Some of my current reading includes:
- N. T. Wright’s series Christian Origins and the Question of God. This includes The Resurrection of the Son of God, which is over 800 pages and often referenced by apologists, some of whom may even have read it. He discusses the New Testament in terms of theology, literature, and history.
- Gary Habermas and Michael Licona: The Case for the Resurrection of Jesus. Lee Strobel (author of The Case for Christ) says: “This compelling book is the most comprehensive defense of Jesus’ resurrection anywhere. If you’re interested in knowing the evidence for the resurrection and sharing it with others, then you must read this book!” N. T. Wright may take issue with the first of these claims. Habermas and Licona focus almost exclusively on the history, not really covering what the resurrection means.
- J. Denny Weaver, The Nonviolent Atonement. Though it was immediately dismissed by a friend (an evangelical pastor) as biased because of his pacifist leanings, I have found it intriguing. It is a fringe perspective, but the need to reconcile the violence of the cross with God’s perfection struck a chord with me.
- Paul Copan, Is God a Moral Monster? Making Sense of the Old Testament God. Copan seeks to find a morally sufficient reason for the atrocities contained in God’s commandments while attacking the New Atheists. I am sympathetic to the view that atheists are not always kind in their discussions (understatement), often seeking to entertain their supporters rather than risk boredom in search of the truth. Unfortunately, Copan sometimes makes the same mistake. As I mentioned above in the Afterword to Evidence Considered, a significant part of the reason for the book was to improve the quality of our discourse. Hopefully, this can apply to other taboo topics like politics. I rarely meet anyone who thinks political discourse is seeking to shed light and discover the truth in a civil manner.
- Doug Erlandson, A Jargon-Free Guide to Epistemology. Erlandson is an academic (and I Christian, I believe) who has written several ebooks based on his philosophy courses.

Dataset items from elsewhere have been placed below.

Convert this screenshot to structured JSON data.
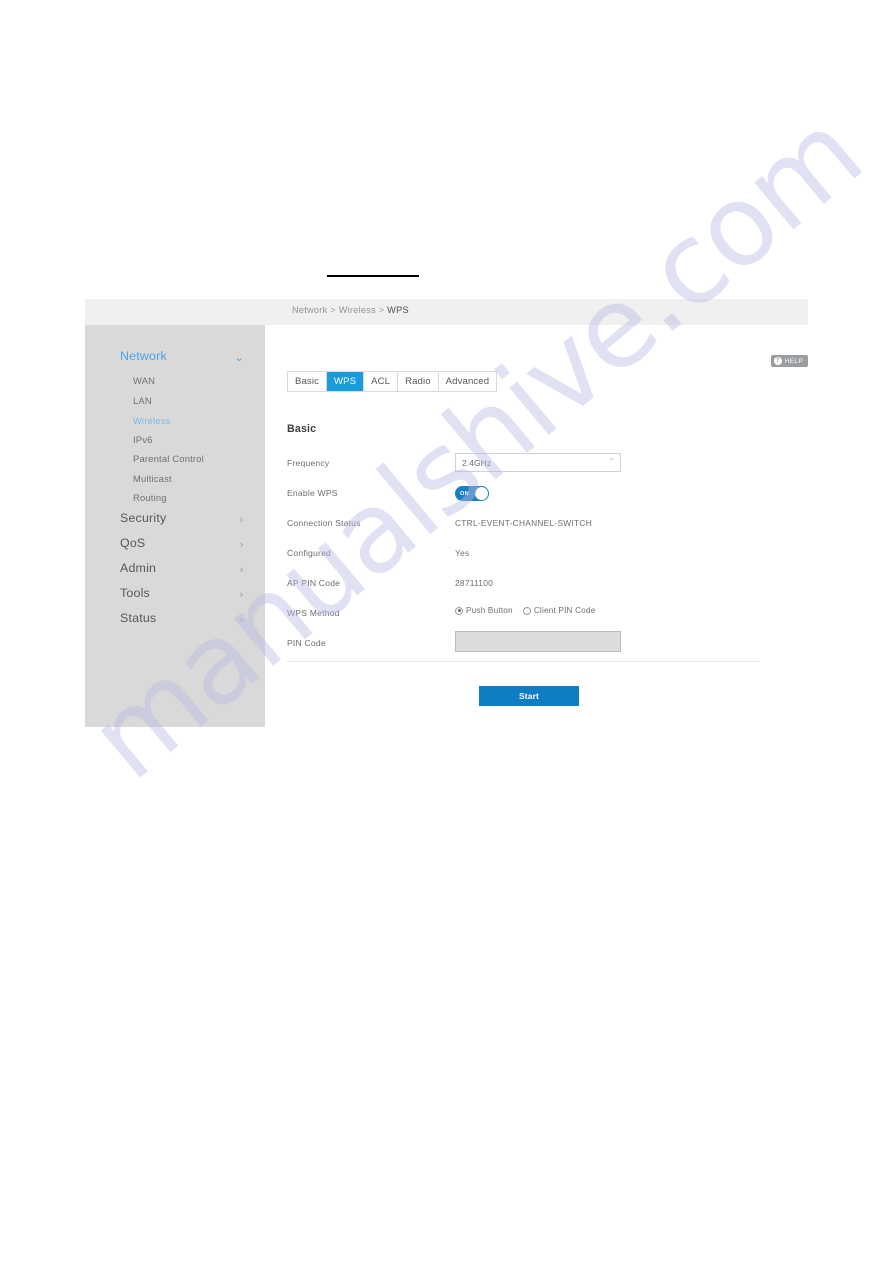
{
  "page": {
    "watermark": "manualshive.com"
  },
  "breadcrumb": {
    "items": [
      "Network",
      "Wireless",
      "WPS"
    ],
    "part1": "Network",
    "sep1": " > ",
    "part2": "Wireless",
    "sep2": " > ",
    "part3": "WPS"
  },
  "help": {
    "label": "HELP",
    "icon": "question-mark-circle-icon",
    "glyph": "?"
  },
  "sidebar": {
    "groups": [
      {
        "label": "Network",
        "active": true,
        "chevron": "chevron-down-icon",
        "chevron_glyph": "⌄",
        "children": [
          {
            "label": "WAN",
            "selected": false
          },
          {
            "label": "LAN",
            "selected": false
          },
          {
            "label": "Wireless",
            "selected": true
          },
          {
            "label": "IPv6",
            "selected": false
          },
          {
            "label": "Parental Control",
            "selected": false
          },
          {
            "label": "Multicast",
            "selected": false
          },
          {
            "label": "Routing",
            "selected": false
          }
        ]
      },
      {
        "label": "Security",
        "active": false,
        "chevron_glyph": "›",
        "children": []
      },
      {
        "label": "QoS",
        "active": false,
        "chevron_glyph": "›",
        "children": []
      },
      {
        "label": "Admin",
        "active": false,
        "chevron_glyph": "›",
        "children": []
      },
      {
        "label": "Tools",
        "active": false,
        "chevron_glyph": "›",
        "children": []
      },
      {
        "label": "Status",
        "active": false,
        "chevron_glyph": "›",
        "children": []
      }
    ]
  },
  "tabs": [
    {
      "label": "Basic",
      "active": false
    },
    {
      "label": "WPS",
      "active": true
    },
    {
      "label": "ACL",
      "active": false
    },
    {
      "label": "Radio",
      "active": false
    },
    {
      "label": "Advanced",
      "active": false
    }
  ],
  "main": {
    "section_title": "Basic",
    "fields": {
      "frequency": {
        "label": "Frequency",
        "value": "2.4GHz",
        "caret": "⌃",
        "options": [
          "2.4GHz"
        ]
      },
      "enable_wps": {
        "label": "Enable WPS",
        "state": "ON"
      },
      "connection_status": {
        "label": "Connection Status",
        "value": "CTRL-EVENT-CHANNEL-SWITCH"
      },
      "configured": {
        "label": "Configured",
        "value": "Yes"
      },
      "ap_pin_code": {
        "label": "AP PIN Code",
        "value": "28711100"
      },
      "wps_method": {
        "label": "WPS Method",
        "options": [
          {
            "label": "Push Button",
            "checked": true
          },
          {
            "label": "Client PIN Code",
            "checked": false
          }
        ]
      },
      "pin_code": {
        "label": "PIN Code",
        "value": "",
        "disabled": true
      }
    },
    "start_button": "Start"
  },
  "colors": {
    "accent": "#1a9bdc",
    "button": "#0f7dc2",
    "toggle_on": "#1a7fc1",
    "sidebar_bg": "#d9d9d9",
    "breadcrumb_bg": "#f0f0f0",
    "link_blue": "#78b9ea"
  }
}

- Robert Nozick, Anarchy, State, and Utopia. Re-reading this, especially his views on moral philosophy.
- Bart D. Ehrman, How Jesus Became God: The Exaltation of a Jewish Preacher from Galilee. Definitely worth reading if you are interested in the history of Jesus.
- Marcus Aurelius, The Meditations. This is part of a series I am reading on philosophy, particularly stoic philosophy. I have found that reading it as a meditation rather than studying it as a textbook works better for me.
It has been a real privilege to be able to spend so much time reading this year. I think about this often as I consider my options going forward.